By Valencia Dickerson and Leila Salisbury

“Define your grief?” That is one of the first questions I asked young people who walk through my door looking for a safe place to land their emotions and feelings when experiencing a death. 

November is National Children’s Grief Awareness Month and November 21st is Children’s Grief Awareness Day, a time during which grief support centers, schools, therapists, and other professionals can advocate and spread the word that YES, children (even toddlers and preschoolers) grieve too. 

The Handbook of Childhood Death and Bereavement tells us that adults often believe that children process and handle their grief like adults. Or, even more commonly, they assume that a child is not affected by a death and that they don’t experience grief at all due to their young age.

Yet, Living with Grief: Children and Adolescents says children have far more awareness of their surroundings than adults give them credit for, and their grief responses often fall into the category of disenfranchised grief – grief that is not recognized or validated. Children are so perceptive that when they do bring up the emotions around their grief, the uncomfortable or unapproving responses they get from peers, other adults, and even close family send the unintentional signal that this grief is something to be ashamed of, to be kept hidden. 

Children and teens spend so much time masking their grief, often as a way to protect their parents and caregivers from the emotions they fear will make their family even more sad or upset.

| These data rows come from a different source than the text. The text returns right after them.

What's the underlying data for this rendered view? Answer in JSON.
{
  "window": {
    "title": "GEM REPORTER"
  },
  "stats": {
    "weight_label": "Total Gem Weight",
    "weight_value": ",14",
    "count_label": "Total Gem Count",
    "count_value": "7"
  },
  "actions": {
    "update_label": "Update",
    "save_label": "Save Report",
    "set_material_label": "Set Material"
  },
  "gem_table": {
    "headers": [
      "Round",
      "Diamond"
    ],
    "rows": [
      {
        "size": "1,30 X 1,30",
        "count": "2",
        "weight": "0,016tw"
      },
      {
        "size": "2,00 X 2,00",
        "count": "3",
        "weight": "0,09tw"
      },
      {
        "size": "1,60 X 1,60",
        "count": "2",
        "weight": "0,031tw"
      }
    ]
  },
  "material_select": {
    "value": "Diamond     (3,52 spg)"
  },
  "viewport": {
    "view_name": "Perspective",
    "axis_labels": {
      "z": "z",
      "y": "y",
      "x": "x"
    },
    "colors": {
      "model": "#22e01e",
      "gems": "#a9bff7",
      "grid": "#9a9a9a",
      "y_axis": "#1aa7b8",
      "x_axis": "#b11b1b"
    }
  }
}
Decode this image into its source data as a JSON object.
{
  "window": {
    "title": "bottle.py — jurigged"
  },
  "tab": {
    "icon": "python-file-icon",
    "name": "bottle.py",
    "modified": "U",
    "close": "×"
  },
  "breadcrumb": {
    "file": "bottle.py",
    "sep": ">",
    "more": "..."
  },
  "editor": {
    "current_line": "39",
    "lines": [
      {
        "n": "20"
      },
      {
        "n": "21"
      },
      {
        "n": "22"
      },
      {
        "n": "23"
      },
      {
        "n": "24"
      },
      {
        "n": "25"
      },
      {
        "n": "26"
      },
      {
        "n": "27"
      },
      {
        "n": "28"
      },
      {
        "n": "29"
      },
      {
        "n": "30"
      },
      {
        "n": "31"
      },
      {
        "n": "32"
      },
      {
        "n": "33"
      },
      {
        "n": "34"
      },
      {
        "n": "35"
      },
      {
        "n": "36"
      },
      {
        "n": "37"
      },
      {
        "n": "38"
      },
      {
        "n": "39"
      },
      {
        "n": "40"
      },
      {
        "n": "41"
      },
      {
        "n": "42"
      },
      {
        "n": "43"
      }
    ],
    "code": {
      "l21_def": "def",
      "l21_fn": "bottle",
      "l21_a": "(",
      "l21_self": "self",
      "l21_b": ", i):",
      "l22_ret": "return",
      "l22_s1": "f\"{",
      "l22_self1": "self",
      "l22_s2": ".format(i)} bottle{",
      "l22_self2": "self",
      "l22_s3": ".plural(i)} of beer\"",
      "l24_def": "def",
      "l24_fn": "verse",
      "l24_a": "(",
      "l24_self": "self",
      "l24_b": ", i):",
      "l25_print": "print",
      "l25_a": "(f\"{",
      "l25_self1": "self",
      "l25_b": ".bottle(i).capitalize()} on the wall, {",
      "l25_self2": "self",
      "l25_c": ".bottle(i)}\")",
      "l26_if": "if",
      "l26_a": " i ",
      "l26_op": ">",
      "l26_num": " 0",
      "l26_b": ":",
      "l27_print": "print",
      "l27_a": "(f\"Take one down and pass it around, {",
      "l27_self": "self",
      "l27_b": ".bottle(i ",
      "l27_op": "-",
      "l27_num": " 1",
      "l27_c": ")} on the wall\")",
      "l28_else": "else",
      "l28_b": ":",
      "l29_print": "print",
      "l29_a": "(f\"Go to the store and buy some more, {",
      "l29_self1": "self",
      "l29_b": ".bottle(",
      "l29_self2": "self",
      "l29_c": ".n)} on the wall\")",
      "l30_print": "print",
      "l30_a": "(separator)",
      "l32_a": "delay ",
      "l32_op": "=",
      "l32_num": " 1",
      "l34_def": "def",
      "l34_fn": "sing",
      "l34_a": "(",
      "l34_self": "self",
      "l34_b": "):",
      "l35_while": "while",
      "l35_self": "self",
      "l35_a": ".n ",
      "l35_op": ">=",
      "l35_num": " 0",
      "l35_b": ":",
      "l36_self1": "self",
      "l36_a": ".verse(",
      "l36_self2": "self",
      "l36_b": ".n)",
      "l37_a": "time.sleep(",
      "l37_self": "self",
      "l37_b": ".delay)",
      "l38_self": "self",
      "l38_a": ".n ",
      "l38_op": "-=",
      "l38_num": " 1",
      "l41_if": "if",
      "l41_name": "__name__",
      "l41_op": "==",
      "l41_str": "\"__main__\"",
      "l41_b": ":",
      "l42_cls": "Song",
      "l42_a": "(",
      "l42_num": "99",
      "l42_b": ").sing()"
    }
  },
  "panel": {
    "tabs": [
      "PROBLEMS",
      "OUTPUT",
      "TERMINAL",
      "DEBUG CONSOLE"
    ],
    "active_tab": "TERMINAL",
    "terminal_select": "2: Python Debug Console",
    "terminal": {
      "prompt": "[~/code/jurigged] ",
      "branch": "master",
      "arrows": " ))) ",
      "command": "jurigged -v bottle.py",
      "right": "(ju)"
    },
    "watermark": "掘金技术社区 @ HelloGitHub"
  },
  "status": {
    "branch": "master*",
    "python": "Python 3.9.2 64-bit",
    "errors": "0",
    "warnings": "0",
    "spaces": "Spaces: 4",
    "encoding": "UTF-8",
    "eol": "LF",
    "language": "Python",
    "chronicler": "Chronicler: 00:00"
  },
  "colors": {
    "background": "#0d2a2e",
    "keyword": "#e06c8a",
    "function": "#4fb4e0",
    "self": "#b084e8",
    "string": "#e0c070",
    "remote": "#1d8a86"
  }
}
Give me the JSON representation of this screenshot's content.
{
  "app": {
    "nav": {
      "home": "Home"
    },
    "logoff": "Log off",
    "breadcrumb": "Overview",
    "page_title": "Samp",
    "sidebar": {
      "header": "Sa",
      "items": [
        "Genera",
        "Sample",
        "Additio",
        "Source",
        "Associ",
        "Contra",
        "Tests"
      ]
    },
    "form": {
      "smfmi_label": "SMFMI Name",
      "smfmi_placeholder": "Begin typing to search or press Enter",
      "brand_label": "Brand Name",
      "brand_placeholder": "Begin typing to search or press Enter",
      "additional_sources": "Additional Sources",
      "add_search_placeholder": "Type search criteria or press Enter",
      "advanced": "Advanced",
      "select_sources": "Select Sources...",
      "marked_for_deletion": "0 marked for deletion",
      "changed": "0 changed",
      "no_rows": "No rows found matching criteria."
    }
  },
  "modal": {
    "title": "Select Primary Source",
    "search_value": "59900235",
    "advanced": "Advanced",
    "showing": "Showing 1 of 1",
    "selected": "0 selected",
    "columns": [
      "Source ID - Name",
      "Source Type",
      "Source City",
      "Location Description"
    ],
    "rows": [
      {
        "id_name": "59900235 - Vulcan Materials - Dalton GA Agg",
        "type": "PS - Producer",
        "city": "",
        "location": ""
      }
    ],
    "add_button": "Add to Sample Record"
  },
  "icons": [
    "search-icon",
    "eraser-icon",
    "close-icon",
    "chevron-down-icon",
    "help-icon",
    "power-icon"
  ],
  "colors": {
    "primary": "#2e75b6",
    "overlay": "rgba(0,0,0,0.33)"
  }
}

What does grief look like in children? 

Like adult grief, children’s grief can look like a variety of things, ranging from a nonresponse to obvious risk taking behaviors such as substance use or violence. It can also take the form of sleep disruptions, inability to focus in the classroom, high levels of anxiety because the child is worried that someone else close to them will die, or recurring stomach aches or headaches. But unlike adults, children will re-grieve a loss at each developmental stage and milestone. 

Research shows that this places those younger children with loss at an even higher level of risk because they reprocess their loss so many more times over the course of their development. 

Why should we be concerned about this? 

In the Commonwealth, 11% of children will be parentally or sibling bereaved by the age of 18 – which is 1 in 9 of our young people. 17% of Kentucky youth will experience the death of a parent by the age of 25, with 25% of those deaths being substance-use related. 

Reflect on these numbers and ask yourself how this connects with your own personal or professional experiences with children you know, raise, or serve. 

How can we better support grieving children? 

Since grief impacts so many youth in Kentucky, it is critical to know how to provide safe and supportive spaces for youth who experience a death. Whatever your role in a child’s life, whether teacher, counselor, coach, uncle or parent, your ability to listen in a nonjudgmental way can have a huge impact on these children’s lives. 

  • Validate their emotions – there may be a lot of them, and sometimes not the ones you expect. 
  • Be consistent in your expectations and in your ongoing connection with them. 
  • As children navigate their new normal and adjust to the reality of their loss, provide safe and healthy options for them to cope and express themselves through creative experiences in art and music; movement through exercise, yoga, or sports; or equine or other special therapeutic experiences.

The good news is that there are a growing number of resources across the state. 

Connect families with local children’s support groups offered by: 

Professionals and families can also access a wide variety of other free training and activity resources – some of which are online and can serve families anywhere in the state – at www.kcgcf.org

Now is the time to shine a light of hope on this significant challenge for Kentucky’s children, and you can be that caring adult who helps brighten their path forward.